To put it another way, from behavioural psychology, we know that in order to take something away from someone, we must replace it with something else, and hopefully with something better. Thus God removes sin and gives righteousness. He replaces selfish indulgence with selflessness. However, He does not take away self, but redeems it. We are still us, but a re-formed us.

Here’s another cool thing—God is incredibly efficient. When He has us outward focused to complete the redemption of our spirits, He is also working through us to do the same in others, so that His redemption is ‘multiplexed’ if you will, knitting souls back together dynamically and from multiple angles so that the new whole is stronger. It doesn’t matter, really, that we don’t see it with our own experience—We see healing and growth over time, usually through ‘snapshots’ rather than visible changes. In fact, we are more apt to notice it the less we concentrate on it.

Thus, our spiritual growth is accelerated the less we focus on it and the impeded the more we focus on it, which is why Christ calls us to abide, instead of calling us to grow.

In a practical sense, then, this can be achieved by living our lives daily—doing the things we need to do, and open to special instructions when they come, but not trying to ‘over-spiritualize’ things. In fact, the better we get at abiding, the easier it is to see spiritual opportunities He wants to show us.

It is like being an expert driver. A good driver is focused on the road ahead, but also has an high awareness of what is going on around the vehicle in all directions, so that if a sudden change is needed, the driver already knows the available options and can act immediately without having to deliberate. As we are better at abiding, we can be focused on whatever our daily task is, but also aware when a spiritually significant opportunity arises and hear the Lord’s voice directing us to meet it.

A plant doesn’t plan out a strategy to turn its leaves toward the sun—it is aware of where the sun is and moves to maximize light exposure to the leaves, and tracks with the sun. Abiding is being aware of God’s actions around us and moving with them. This is achieved best when we aren’t worrying about if we are tracking with Him or when we aren’t too busy being our own sunlight. When we are tracking with Him, then praying and asking Him to act are actually responses to what He is doing and the direction He is moving, and it becomes a dialogue.

Let me close with this thought. Abiding is passive in a real sense, but there is a reason why Jesus compared us to branches on a vine as opposed to something like an algae bloom. A vine is a single organism, with distinct parts, that is fast growing, flexible, with a structure, and works together for the benefit of the whole. An algae bloom is a chaosed mass of single celled organisms that once formed compete with each other and are solely concerned with their own individual survival and choke off life around it.
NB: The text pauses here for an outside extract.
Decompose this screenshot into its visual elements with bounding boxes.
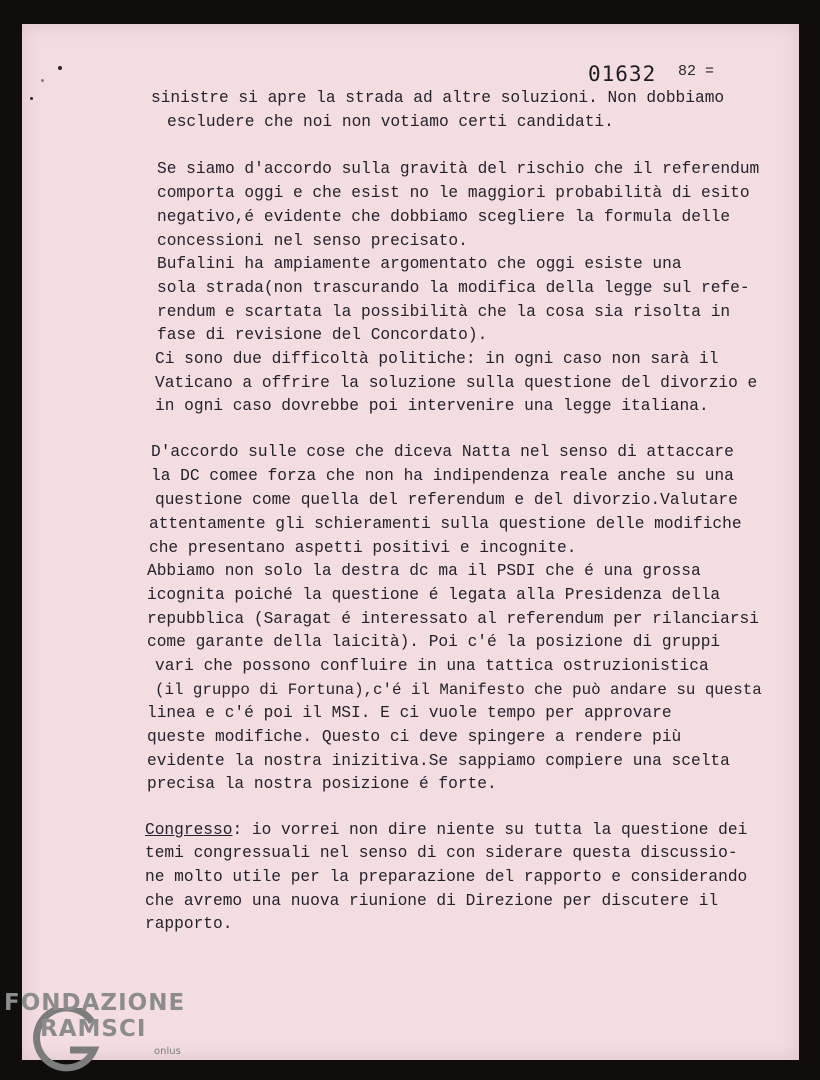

Someone once described the Christian as a glove. A glove is completely limp and useless until a hand is inserted into it, at which point the glove becomes as strong and useful as the hand that wields it. So there is a difference between the passivity of abiding and the passivity of apathy, lifelessness, and abdication. It is a mistake to think we have to do enough to earn salvation and reward, and it is a mistake to think we can get away with ignoring the world around us and live in a little bubble unaffected by (and unaffecting) our surroundings.

Abiding is allowing His strength and His purpose to move us and move through us rather than ginning up our strength and purpose. His Life produces much better fruit than ours can, so it is better that we bear His fruit than produce our own.